On Sun, 1 Jun 2008 13:40:09 +0200 Pavel Machek <pavel@suse.cz> wrote:

> Hi!
> 
> > > > > All I can say so far is that I find the same as you do:
> > > > > SYNC_FILE_RANGE_WRITE (after writing) takes a significant amount of time,
> > > > > more than half as long as when you add in SYNC_FILE_RANGE_WAIT_AFTER too.
> > > > > 
> > > > > Which make the sync_file_range call pretty pointless: your usage seems
> > > > > perfectly reasonable to me, but somehow we've broken its behaviour.
> > > > > I'll be investigating ...
> > > > 
> > > > It will block on disk queue fullness - sysrq-W will tell.
> > > 
> > > Ah, thank you.  What a disappointment, though it's understandable.
> > > Doesn't that very severely limit the usefulness of the system call?
> > 
> > A bit.  The request queue size is runtime tunable though.
> 
> Which /sys is that?

/sys/block/sda/queue/nr_requests

> What happens if I set the queue size to pretty
> much infinity, will memory management die horribly?

In theory, no - it's always caused problems when the VM/VFS/FS layer
has relied upon request-queue exhaustion for throttling.  Hence all
that code is supposed to work OK when there is no request-queue
blocking.  Of course, (theory/practice != 1.0).

> > I expect major users of this system call will be applications which do
> > small-sized overwrites into large files, mainly databases.  That is,
> > once the application developers discover its existence.  I'm still
> > getting expressions of wonder from people who I tell about the
> > five-year-old fadvise().
> 
> Hey, you have one user now, its called s2disk. But for this call to be
> useful, we'd need asynchronous variant... is there such thing?

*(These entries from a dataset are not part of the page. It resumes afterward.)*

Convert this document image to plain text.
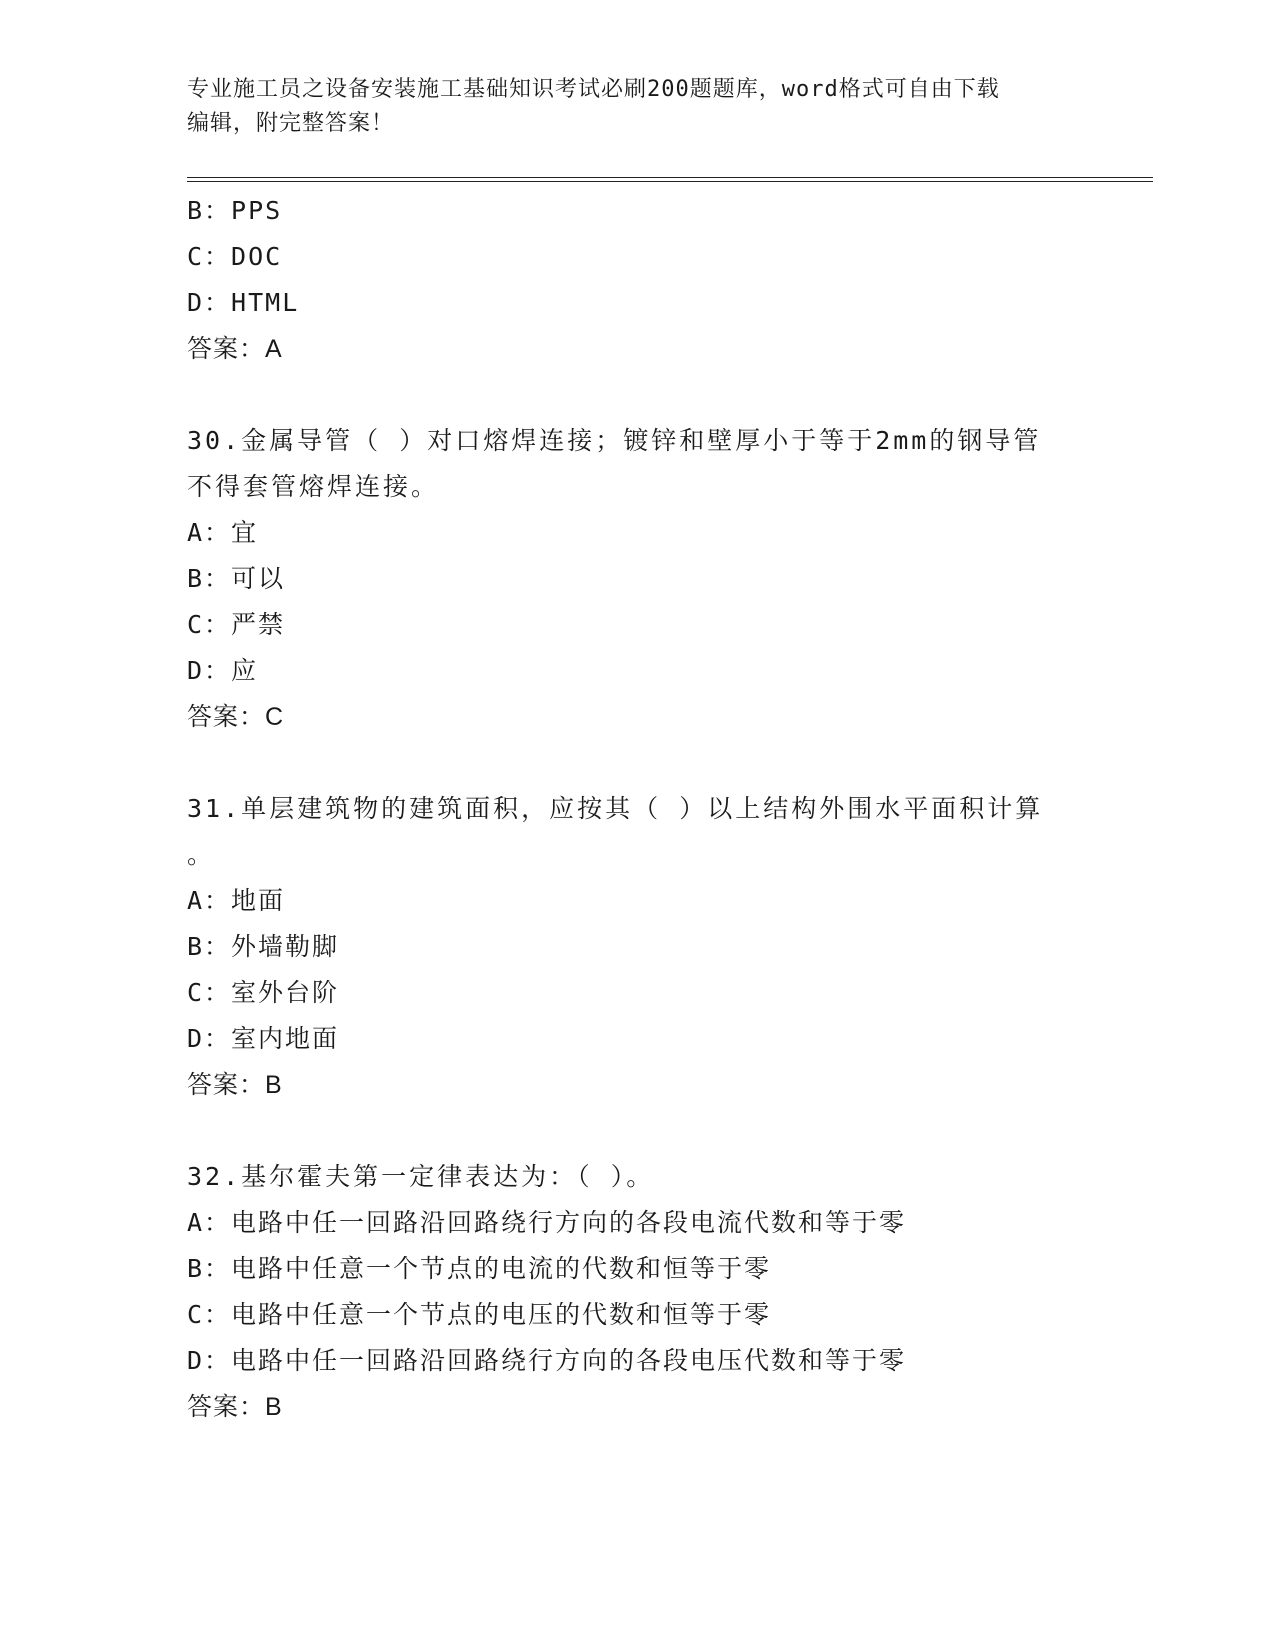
专业施工员之设备安装施工基础知识考试必刷200题题库，word格式可自由下载
编辑，附完整答案！
B：PPS
C：DOC
D：HTML
答案：A
30.金属导管（ ）对口熔焊连接；镀锌和壁厚小于等于2mm的钢导管
不得套管熔焊连接。
A：宜
B：可以
C：严禁
D：应
答案：C
31.单层建筑物的建筑面积，应按其（ ）以上结构外围水平面积计算
。
A：地面
B：外墙勒脚
C：室外台阶
D：室内地面
答案：B
32.基尔霍夫第一定律表达为：（ ）。
A：电路中任一回路沿回路绕行方向的各段电流代数和等于零
B：电路中任意一个节点的电流的代数和恒等于零
C：电路中任意一个节点的电压的代数和恒等于零
D：电路中任一回路沿回路绕行方向的各段电压代数和等于零
答案：B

Well if you're asking the syscall to shove more data into the block
layer than it can concurrently handle, sure, the block layer will
block.  It's tunable...

It can still block in places, of course - we might need to do
synchronous reads to get at metadata and we'll need to allocate memory.

> Okay, I can fork and do the call from another process, but...

I sense a strangeness.  What are you actually trying to do with all of this?

Bear in mind that sync_file_range() doesn't sync metadata (ie: indirect
blocks).  So if they weren't already known to have been written, the
data isn't safe.

> - * range which are not presently under writeback.
> + * range which are not presently under writeback. Notice that even this this
> + *  may and will block if you attempt to write more than request queue size.

um, OK. I'll fix the grammar a bit there.